What I tried first was
pass in on $ext_if from <goodoutsiders> to $winserver synproxy state

...which didn't seem to work (again, the Windows box is a domain controller).
>From reading the faq/manual, it seemed to me that synproxy state was
just a better version of keep state, but things just don't seem to fly
with synproxy state. I don't understand when I should use keep state
and when I should use synproxy state.

But even using
pass in on $ext_if from <goodoutsiders> to $winserver keep state

didn't seem to work. Only by using

pass on $ext_if from <goodoutsiders> to $winserver keep state
pass on $ext_if from $winserver to <goodoutsiders> keep state

could I actually get stuff to work.
But since keep state is really for allowing return traffic, I figured
that there's no need for keeping state if I'm allowing all reverse
direction traffic anyway.
Am I wrong in this? Is there a benefit to keeping state in both direction?

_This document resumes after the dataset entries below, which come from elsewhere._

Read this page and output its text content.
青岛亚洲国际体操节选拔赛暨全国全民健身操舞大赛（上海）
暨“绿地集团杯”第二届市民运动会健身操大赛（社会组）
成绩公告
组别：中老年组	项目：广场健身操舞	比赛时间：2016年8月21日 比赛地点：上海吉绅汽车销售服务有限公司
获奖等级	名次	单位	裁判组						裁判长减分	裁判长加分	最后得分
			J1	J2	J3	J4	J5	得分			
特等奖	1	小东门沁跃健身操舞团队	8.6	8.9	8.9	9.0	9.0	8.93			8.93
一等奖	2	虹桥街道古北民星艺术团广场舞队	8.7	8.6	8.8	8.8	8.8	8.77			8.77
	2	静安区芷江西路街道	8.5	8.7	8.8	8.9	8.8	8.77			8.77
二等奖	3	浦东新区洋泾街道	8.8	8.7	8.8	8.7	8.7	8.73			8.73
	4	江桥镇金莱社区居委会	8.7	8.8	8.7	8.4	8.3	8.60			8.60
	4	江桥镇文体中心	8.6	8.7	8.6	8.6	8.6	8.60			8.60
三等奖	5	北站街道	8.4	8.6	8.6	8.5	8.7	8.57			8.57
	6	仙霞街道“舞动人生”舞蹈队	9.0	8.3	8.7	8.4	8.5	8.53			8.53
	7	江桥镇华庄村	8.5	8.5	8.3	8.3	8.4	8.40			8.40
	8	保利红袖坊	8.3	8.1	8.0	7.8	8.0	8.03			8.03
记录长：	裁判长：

Apart from that, I'm aware that I'd be much better off restricting
stuff to only known required ports, but what with Windows domain
controller network traffic requiring, among other things, all of TCP
1024-65535 to be open anyway for RPC, there's maybe not a huge point,
or is there? Also, if I restrict to known ports, wouldn't I defeat my
purpose of setting up a rock solid, set-up-once-and-forget-about-it
box, as I'm guaranteed that my users will need some app somewhere down
the line that needs a port I didn't allow?

> > #allow TIVOLI backups from winserver:
> > pass out on $ext_if proto tcp from $winserver to
> > backupserver.domain.tld port 1500 keep state
>
> Keep in mind that the DNS lookup here is done at rule-loadtime and never again.

Hmm, does anyone have any ideas for making it do the DNS lookup at TCP
connection initiation time? Ok, I could probably set up

pfctl -Fr -f /etc/pf.conf

as a once-a-day cron job, but do people have better ideas?